This project demonstrates an exploratory analysis and clustering of wine data using Agglomerative Clustering, a hierarchical clustering technique. It employs the wine dataset, focusing on uncovering inherent groupings based on wine characteristics such as Alcohol, Malic Acid, and Ash content. Visualizations include dendrograms for understanding cluster formations and scatter plots for visual inspection of clusters in both 2D and 3D.
To run this analysis, ensure you have Python installed on your system along with the necessary libraries: Pandas, NumPy, Matplotlib, SciPy, Seaborn, and scikit-learn.
- Python 🐍
- Pandas 📊
- NumPy 🔢
- Matplotlib 📉
- SciPy 🔬
- Seaborn 🎨
- scikit-learn 🤖
First, clone the repository or download the analysis script. Then, install the required Python packages using pip:
pip install pandas numpy matplotlib scipy seaborn scikit-learn
The analysis is performed on a "wine-clustering.csv" file, which should be placed in the same directory as the script. This dataset must have several features related to wine characteristics, with the first column being an identifier and the subsequent columns representing different attributes.
The script follows these steps to analyze the wine data:
- Data Loading: Reads the wine dataset into a Pandas DataFrame.
- Feature Extraction: Selects the relevant features for clustering.
- Agglomerative Clustering: Applies Agglomerative Clustering to categorize wines into clusters based on their features.
- Dendrogram Visualization: Generates a dendrogram to visualize the hierarchical clustering structure.

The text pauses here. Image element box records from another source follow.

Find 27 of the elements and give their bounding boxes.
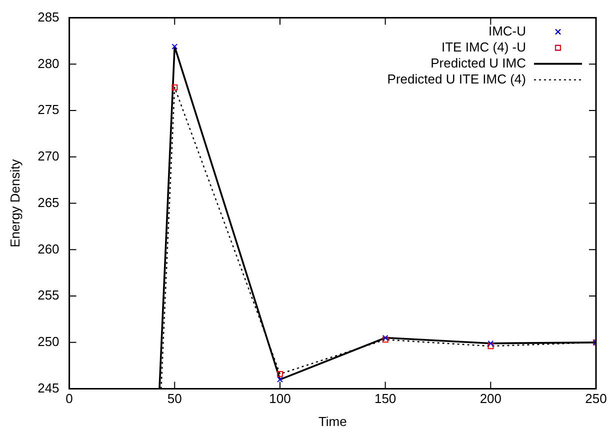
point xyxy=(488,343,494,350)
legend-label: Predicted U IMC xyxy=(430,55,526,70)
y-tick-label: 265 xyxy=(38,194,60,210)
y-tick-label: 275 xyxy=(38,102,60,118)
x-tick-label: 250 xyxy=(585,391,607,406)
y-tick-label: 260 xyxy=(38,241,60,256)
legend-label: Predicted U ITE IMC (4) xyxy=(387,71,526,86)
point xyxy=(488,340,494,346)
y-tick-label: 285 xyxy=(38,9,60,24)
y-tick-label: 255 xyxy=(38,288,60,303)
y-tick-label: 270 xyxy=(38,148,60,164)
point xyxy=(172,84,178,90)
y-tick-label: 245 xyxy=(38,380,60,396)
legend-label: ITE IMC (4) -U xyxy=(442,39,526,54)
x-tick-label: 150 xyxy=(374,391,396,406)
point xyxy=(277,376,283,382)
x-tick-label: 200 xyxy=(480,391,502,406)
y-tick-label: 280 xyxy=(38,56,60,71)
y-axis-title: Energy Density xyxy=(7,158,22,248)
x-tick-label: 100 xyxy=(269,391,291,406)
x-tick-label: 0 xyxy=(66,391,73,406)
point xyxy=(172,44,178,50)
y-tick-label: 250 xyxy=(38,334,60,350)
legend-label: IMC-U xyxy=(488,23,526,38)
x-tick-label: 50 xyxy=(167,391,182,406)
point xyxy=(277,370,283,377)
x-axis-title: Time xyxy=(318,414,347,429)
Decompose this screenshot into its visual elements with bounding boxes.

- Cluster Visualization: Plots the clusters in both 2D and 3D to inspect the distribution of wine samples.
- Box and Violin Plots: Creates box and violin plots to compare the distribution of key features across different clusters.
To perform the analysis, navigate to the directory containing the script and dataset, then execute the script:
python wine_clustering_analysis.py
The script will output:
- Cluster labels for each wine sample.
- A dendrogram 🌳 to visualize the clustering hierarchy.
- 2D and 3D scatter plots showing the clusters based on selected features.
- Box 📦 and violin 🎻 plots to compare feature distributions across clusters.
This analysis provides insights into the natural groupings within the wine dataset based on selected chemical properties. It showcases the power of hierarchical clustering in understanding complex datasets and lays the groundwork for further exploration, such as identifying characteristics that define premium wines or tailoring wine recommendations.